La première action de la majorité républicaine fut de promulguer le First Reconstruction Act, malgré le veto de Johnson. Cette loi a divisé le Sud en cinq districts. Dans chaque district, des soldats des États-Unis appliqueraient la loi martiale. Pour être admis dans l'Union, le Congrès a demandé aux États du Sud de rédiger de nouvelles constitutions, garantissant aux hommes afro-américains le droit de vote. Les constitutions devaient également ratifier le quatorzième amendement, qui accordait aux Afro-Américains une protection égale en vertu de la loi. En effet, le Congrès a rejeté le plan de Reconstruction de Johnson et a mis en œuvre une politique beaucoup plus dure envers les Sudistes blancs.

Alors que le Congrès a désavoué le plan de Reconstruction de Johnson, Johnson a également cherché à détruire le plan du Congrès. Le Congrès comptait sur le secrétaire à la Guerre Stanton pour mener à bien sa politique. Johnson a décidé de vaincre la reconstruction du Congrès en renvoyant Stanton. Ce faisant, Johnson a violé la Loi sur la tenure of Office récemment adoptée. Cet acte stipulait que le président ne pouvait licencier aucun fonctionnaire ayant reçu la confirmation du Sénat tant que le Sénat n'aurait pas approuvé un successeur. Johnson a violé cet acte en renvoyant Stanton et en le remplaçant par Ulysses S. Grant, un Ohioan. La Chambre des représentants a immédiatement entamé une procédure de destitution. Le président a été destitué par un vote de 126 en faveur de la destitution contre quarante-sept opposés le 24 février 1868. James Ashley, un représentant de Toledo, Ohio, a présenté la résolution de destitution. Le Sénat a ensuite jugé le président sur les accusations de destitution. Un verdict de culpabilité aurait démis de ses fonctions Johnson. Salmon P. Chase, un Ohioan et le juge en chef de la Cour suprême des États-Unis, a présidé le procès. Dans un vote de trente-cinq pour destituer le président et dix-neuf contre, Johnson est resté président. Le vote a manqué d'une voix pour avoir les deux tiers nécessaires pour révoquer Johnson de ses fonctions.

Johnson est resté président principalement parce qu'il avait accepté en privé la reconstruction du Congrès. Les républicains plus modérés craignaient également le successeur de Johnson si le Congrès destituait le président. Benjamin Wade, le président pro tem du Sénat, était le suivant dans la liste des candidats à la présidence. Wade, un Ohioan, était un républicain radical. Les républicains modérés craignaient que Wade n'agisse rapidement pour garantir l'égalité afro-américaine. Ils étaient également incertains des programmes politiques et économiques que Wade poursuivrait. La volonté de Johnson de travailler avec le Congrès a convaincu le Sénat de garder Johnson comme président.

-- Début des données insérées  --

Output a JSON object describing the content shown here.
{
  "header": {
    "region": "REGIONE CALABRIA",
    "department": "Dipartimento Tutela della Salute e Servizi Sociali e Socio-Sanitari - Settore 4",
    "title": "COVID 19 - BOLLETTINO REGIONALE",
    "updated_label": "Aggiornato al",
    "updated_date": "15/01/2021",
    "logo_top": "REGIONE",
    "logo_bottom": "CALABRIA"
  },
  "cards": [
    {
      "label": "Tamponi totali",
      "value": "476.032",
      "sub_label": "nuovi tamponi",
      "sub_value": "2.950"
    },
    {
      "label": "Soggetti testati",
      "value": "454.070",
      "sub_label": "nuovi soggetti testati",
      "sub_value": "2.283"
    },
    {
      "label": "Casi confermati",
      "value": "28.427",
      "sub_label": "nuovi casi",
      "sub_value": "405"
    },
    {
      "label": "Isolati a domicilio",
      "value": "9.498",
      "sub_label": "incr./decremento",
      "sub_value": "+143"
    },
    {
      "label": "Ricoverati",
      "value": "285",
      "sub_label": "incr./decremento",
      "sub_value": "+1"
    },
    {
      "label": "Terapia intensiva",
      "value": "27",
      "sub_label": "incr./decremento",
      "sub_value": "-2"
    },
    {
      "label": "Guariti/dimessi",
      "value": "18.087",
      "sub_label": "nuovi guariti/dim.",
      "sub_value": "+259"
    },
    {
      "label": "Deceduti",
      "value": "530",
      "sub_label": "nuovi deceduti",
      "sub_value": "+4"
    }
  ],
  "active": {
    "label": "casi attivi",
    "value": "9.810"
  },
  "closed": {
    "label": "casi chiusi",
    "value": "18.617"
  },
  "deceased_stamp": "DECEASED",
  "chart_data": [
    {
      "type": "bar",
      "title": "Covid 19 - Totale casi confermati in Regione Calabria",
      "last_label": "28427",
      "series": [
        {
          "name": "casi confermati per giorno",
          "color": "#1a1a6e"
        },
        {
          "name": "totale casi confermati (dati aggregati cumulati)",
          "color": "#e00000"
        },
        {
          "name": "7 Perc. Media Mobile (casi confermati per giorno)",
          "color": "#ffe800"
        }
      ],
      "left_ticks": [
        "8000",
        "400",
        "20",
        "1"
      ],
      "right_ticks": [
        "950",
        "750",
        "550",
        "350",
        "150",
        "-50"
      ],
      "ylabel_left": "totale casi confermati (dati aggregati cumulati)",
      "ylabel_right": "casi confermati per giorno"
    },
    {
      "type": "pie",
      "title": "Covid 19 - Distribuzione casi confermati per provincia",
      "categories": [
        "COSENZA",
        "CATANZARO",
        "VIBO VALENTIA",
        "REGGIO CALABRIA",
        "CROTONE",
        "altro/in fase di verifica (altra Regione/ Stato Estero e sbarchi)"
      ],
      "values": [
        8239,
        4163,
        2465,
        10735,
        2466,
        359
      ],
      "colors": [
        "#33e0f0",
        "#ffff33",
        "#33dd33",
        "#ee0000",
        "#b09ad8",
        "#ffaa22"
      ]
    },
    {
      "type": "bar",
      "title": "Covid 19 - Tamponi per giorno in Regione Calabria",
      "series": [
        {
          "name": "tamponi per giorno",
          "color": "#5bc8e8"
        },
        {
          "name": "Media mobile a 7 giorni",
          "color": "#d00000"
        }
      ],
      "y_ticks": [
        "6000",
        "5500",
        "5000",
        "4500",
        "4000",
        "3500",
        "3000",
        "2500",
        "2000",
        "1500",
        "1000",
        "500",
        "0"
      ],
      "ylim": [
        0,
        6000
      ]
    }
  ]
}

La destitution de Johnson marquait la première fois dans l'histoire américaine qu'un président était destitué. Deux présidents ont été destitués, mais aucun président n'a été démis de ses fonctions. La procédure de destitution de Johnson a établi un précédent. Le Sénat a déterminé qu'aucun président ne devrait être déchu du pouvoir, sauf pour avoir commis des crimes graves. Dans le cas de Johnson, de nombreux républicains avaient des points de vue divergents sur la manière dont la reconstruction devrait se dérouler. Les divergences politiques pouvaient diviser le gouvernement et ses citoyens, mais elles ne constituaient pas un motif pour révoquer un président de ses fonctions.

Alors que les Ohioiens au Congrès ont joué un rôle majeur dans la destitution de Johnson, de nombreux Ohioiens ne partageaient pas le point de vue de leurs dirigeants. Alors que de nombreux Ohioiens voulaient punir les Sudistes pour la guerre civile, ils se sont également opposés à l'égalité des Afro-Américains avec les Blancs pour des raisons à la fois économiques et racistes.